Badriya Jum’a Masjid was recently unveiled in India as the world’s first zero energy eco-friendly green mosque pioneered by Bearys Group. The mosque design has integrated Islamic architecture and sustainable technologies, the Deccan Herald newspaper reported.
Syed Mohamed Beary of Bearys Group said the important feature of the green building is that its entire energy requirement is met through hybrid renewable energy, both wind and solar.
“At a time when the world is passing through climate change crisis, the mosque demonstrates how sustainable developments can help in mitigating global warming,” he said.
The mosque was built 80 years ago. It was renovated 40 years ago.
“It is our little contribution in India’s march towards sustainable development,” Syed said, adding that he hopes the mosque will become a holistic place of worship where people from all over the world can come, pray and find true solace.
The mosque, built on 15,000 square feet of area, incorporates greenery in and around. The cooling of the building is achieved by using elements of nature. The building orientation minimizes solar heat gain.
The L-shaped building plan and elevated nature of the prayer hall, green vegetation and water tanks around it offer a naturally cooled environment.

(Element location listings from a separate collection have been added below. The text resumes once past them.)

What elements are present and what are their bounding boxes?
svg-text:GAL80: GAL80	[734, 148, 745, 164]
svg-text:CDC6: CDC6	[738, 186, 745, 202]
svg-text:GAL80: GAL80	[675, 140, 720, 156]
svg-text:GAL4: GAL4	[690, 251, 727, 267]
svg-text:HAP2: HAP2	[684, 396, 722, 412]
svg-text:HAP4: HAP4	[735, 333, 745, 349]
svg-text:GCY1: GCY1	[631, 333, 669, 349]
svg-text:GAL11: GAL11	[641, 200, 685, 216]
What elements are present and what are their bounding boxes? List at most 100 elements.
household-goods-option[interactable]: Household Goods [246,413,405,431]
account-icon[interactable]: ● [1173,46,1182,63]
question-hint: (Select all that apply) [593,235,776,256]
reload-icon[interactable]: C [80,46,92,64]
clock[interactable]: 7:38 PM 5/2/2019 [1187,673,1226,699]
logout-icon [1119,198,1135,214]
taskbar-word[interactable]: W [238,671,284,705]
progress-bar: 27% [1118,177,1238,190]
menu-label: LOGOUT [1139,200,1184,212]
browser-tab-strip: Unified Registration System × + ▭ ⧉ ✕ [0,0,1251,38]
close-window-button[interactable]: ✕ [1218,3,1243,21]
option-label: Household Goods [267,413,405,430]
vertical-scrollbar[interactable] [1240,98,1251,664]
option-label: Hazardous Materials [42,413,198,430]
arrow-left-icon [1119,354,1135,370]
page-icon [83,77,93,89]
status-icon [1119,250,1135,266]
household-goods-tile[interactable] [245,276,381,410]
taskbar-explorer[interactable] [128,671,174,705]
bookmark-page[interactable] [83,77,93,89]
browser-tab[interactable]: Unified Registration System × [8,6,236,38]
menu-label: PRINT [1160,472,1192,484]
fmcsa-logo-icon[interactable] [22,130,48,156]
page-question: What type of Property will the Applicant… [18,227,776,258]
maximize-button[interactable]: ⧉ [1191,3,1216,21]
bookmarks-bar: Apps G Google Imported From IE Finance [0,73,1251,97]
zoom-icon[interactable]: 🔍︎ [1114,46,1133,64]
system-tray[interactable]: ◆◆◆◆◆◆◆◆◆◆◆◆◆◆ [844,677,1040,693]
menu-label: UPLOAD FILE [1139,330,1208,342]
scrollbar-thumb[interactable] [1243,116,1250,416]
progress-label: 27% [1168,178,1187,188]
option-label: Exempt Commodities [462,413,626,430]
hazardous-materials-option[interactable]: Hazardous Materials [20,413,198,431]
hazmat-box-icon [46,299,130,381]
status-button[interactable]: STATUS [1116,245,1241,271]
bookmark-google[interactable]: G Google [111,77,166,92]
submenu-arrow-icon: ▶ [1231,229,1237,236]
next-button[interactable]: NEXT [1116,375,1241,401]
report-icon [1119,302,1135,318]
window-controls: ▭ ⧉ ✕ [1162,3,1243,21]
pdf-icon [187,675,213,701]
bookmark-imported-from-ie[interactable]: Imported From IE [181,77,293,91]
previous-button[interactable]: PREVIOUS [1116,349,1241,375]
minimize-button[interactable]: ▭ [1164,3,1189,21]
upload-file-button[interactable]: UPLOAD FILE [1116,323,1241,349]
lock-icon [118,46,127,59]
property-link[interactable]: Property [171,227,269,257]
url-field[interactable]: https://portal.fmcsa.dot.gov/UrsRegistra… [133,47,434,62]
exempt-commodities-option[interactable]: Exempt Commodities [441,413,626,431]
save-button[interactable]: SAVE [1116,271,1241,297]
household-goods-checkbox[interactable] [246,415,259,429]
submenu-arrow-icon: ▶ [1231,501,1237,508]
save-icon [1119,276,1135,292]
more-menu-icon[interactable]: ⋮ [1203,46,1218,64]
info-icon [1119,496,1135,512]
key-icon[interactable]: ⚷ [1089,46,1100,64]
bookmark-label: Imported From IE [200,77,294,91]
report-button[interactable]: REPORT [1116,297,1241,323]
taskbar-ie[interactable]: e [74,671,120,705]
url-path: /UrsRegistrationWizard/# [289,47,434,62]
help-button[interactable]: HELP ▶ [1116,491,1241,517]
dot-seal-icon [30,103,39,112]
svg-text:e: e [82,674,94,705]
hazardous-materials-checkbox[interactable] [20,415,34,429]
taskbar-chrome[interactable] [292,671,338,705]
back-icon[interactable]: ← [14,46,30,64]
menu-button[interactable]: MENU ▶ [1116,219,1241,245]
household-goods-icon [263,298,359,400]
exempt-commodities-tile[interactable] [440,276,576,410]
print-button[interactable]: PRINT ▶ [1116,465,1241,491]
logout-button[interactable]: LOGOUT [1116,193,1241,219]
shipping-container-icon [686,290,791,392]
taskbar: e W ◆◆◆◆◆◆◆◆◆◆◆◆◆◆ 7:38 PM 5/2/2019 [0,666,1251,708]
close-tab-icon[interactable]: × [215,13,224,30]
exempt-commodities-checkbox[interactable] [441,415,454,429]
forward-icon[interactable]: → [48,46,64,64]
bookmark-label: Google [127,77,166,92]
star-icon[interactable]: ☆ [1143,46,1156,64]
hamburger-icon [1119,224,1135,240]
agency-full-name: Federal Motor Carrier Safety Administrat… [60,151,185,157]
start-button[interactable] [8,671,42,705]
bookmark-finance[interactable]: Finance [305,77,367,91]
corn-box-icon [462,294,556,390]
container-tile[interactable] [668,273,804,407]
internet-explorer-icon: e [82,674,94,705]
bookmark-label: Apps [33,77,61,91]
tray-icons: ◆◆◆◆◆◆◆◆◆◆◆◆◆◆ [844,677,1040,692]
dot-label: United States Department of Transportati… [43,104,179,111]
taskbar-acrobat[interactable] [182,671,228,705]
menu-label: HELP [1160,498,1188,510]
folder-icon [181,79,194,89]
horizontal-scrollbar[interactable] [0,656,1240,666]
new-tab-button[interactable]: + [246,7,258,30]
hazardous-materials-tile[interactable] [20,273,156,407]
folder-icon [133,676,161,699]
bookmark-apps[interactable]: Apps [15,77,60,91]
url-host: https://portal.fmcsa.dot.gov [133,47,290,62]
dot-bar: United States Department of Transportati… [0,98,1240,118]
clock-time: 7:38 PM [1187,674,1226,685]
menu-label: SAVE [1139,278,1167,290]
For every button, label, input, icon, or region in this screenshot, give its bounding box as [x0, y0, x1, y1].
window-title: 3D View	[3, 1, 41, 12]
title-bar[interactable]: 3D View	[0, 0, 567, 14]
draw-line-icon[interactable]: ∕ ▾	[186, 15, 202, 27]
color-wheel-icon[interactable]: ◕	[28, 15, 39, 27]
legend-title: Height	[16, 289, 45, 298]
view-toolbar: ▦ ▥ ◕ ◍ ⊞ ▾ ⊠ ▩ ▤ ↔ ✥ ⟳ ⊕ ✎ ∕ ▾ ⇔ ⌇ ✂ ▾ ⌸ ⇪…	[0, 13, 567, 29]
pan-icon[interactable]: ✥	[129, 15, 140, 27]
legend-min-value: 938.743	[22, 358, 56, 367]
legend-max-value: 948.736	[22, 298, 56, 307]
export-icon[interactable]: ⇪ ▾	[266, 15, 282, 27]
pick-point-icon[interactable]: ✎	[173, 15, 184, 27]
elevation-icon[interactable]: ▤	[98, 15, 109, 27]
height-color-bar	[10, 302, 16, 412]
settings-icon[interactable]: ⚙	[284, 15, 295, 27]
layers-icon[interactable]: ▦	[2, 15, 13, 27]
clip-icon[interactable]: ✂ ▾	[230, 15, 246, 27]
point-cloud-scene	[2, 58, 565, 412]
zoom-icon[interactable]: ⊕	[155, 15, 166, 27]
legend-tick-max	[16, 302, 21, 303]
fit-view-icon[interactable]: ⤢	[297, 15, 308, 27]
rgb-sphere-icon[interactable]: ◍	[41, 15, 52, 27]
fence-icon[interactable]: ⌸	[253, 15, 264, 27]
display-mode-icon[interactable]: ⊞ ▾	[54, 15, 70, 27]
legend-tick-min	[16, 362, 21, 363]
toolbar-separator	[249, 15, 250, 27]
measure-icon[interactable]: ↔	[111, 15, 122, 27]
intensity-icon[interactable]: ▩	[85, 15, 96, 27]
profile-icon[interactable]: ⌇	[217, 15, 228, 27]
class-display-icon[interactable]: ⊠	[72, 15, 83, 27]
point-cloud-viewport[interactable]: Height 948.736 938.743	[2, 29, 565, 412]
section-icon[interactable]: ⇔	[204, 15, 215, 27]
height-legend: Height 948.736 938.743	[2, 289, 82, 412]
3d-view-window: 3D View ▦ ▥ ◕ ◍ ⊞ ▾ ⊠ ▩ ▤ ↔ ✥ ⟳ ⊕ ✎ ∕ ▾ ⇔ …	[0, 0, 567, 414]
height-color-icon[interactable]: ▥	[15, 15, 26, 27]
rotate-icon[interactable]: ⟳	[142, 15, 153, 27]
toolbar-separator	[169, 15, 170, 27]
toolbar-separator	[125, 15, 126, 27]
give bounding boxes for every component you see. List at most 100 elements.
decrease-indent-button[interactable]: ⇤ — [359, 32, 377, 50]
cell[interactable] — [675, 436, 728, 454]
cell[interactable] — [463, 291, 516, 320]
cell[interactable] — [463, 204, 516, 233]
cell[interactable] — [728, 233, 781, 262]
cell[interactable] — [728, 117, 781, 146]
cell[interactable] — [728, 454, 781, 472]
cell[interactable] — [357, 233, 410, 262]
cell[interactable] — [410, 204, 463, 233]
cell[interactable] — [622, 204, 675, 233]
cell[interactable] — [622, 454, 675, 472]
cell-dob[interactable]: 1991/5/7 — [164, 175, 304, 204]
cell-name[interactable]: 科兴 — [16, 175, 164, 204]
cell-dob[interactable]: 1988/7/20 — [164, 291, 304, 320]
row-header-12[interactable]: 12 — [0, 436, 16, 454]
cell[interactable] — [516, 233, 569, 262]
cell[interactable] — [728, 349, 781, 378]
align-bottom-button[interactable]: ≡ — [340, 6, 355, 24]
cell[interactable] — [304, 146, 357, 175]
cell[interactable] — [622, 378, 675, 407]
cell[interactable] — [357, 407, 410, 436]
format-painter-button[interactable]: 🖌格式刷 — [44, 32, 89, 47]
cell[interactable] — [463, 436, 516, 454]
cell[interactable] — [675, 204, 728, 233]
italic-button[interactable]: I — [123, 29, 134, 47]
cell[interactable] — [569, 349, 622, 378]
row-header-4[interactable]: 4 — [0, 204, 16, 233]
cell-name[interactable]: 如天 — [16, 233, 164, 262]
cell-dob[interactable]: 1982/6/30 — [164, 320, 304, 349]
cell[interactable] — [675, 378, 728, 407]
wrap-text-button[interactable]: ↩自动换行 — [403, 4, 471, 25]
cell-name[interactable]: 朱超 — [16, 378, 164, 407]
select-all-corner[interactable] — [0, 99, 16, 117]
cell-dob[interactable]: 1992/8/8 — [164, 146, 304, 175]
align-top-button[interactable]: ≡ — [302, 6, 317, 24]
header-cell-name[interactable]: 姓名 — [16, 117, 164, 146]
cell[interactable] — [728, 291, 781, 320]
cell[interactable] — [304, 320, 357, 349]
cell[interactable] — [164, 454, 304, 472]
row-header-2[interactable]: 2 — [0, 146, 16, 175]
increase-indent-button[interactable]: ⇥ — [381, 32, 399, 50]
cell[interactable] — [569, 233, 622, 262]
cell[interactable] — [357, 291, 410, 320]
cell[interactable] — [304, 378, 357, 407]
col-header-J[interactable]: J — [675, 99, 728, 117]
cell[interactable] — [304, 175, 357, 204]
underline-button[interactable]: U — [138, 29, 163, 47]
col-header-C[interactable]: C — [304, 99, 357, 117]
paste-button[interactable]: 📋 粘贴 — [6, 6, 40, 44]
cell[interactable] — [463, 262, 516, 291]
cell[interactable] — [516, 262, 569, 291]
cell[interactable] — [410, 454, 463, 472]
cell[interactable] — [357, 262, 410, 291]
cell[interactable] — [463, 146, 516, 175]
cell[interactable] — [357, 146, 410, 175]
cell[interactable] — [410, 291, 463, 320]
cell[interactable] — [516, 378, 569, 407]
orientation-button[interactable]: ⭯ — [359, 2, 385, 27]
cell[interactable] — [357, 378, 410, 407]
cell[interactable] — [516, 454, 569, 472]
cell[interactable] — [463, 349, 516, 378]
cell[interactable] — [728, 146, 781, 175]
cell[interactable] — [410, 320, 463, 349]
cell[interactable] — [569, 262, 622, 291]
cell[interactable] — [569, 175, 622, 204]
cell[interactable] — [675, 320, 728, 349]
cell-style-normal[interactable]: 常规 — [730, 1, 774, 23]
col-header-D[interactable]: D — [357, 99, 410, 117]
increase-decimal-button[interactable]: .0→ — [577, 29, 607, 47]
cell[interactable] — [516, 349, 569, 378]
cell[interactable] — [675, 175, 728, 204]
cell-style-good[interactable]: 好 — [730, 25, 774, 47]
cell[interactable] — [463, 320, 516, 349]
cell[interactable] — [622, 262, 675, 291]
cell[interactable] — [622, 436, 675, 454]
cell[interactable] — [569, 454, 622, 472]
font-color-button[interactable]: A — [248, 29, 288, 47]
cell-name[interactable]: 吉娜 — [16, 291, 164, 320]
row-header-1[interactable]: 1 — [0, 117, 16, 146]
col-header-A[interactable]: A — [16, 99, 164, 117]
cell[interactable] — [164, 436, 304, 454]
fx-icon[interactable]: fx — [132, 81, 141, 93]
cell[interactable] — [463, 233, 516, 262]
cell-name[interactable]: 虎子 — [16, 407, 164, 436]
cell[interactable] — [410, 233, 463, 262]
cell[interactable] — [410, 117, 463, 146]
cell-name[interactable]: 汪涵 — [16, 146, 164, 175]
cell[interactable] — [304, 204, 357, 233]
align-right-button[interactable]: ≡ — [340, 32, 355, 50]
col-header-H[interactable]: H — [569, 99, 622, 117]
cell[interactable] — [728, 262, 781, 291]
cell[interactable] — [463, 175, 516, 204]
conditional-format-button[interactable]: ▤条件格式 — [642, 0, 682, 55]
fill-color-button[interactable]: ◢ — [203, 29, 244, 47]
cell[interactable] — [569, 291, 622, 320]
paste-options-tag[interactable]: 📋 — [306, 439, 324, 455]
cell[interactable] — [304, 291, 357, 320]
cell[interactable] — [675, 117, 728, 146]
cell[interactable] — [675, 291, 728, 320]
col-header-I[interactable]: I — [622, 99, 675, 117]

The solar heat reflecting terrace floor, laid with white China mosaics and fitted with turbo vents, not only keep the prayer space cool, but also reduces warming of local microclimate, Syed said.
The building’s open envelope with sunrays travelling and non-conducting glass reinforced concrete (GRC) with more than 50 percent openings increases natural ventilation.
Natural cooling of the building is accentuated by the wind scoop on a 70-foot multifunctional Minaret (from where the Azan, the call for prayer is given), which forces a down draft of cool breezes into the prayer hall and supports the tower structure with the wind turbine mounted atop.
Use of hybrid renewable energy (wind and solar energy) in the mosque will produce more energy than used by the mosque, thus feeding energy to the state grid and accruing energy credits for the next 25 years.
“Reduce-Reuse-Recycle-Regenerate” technology has been implemented with low-flow water fixtures.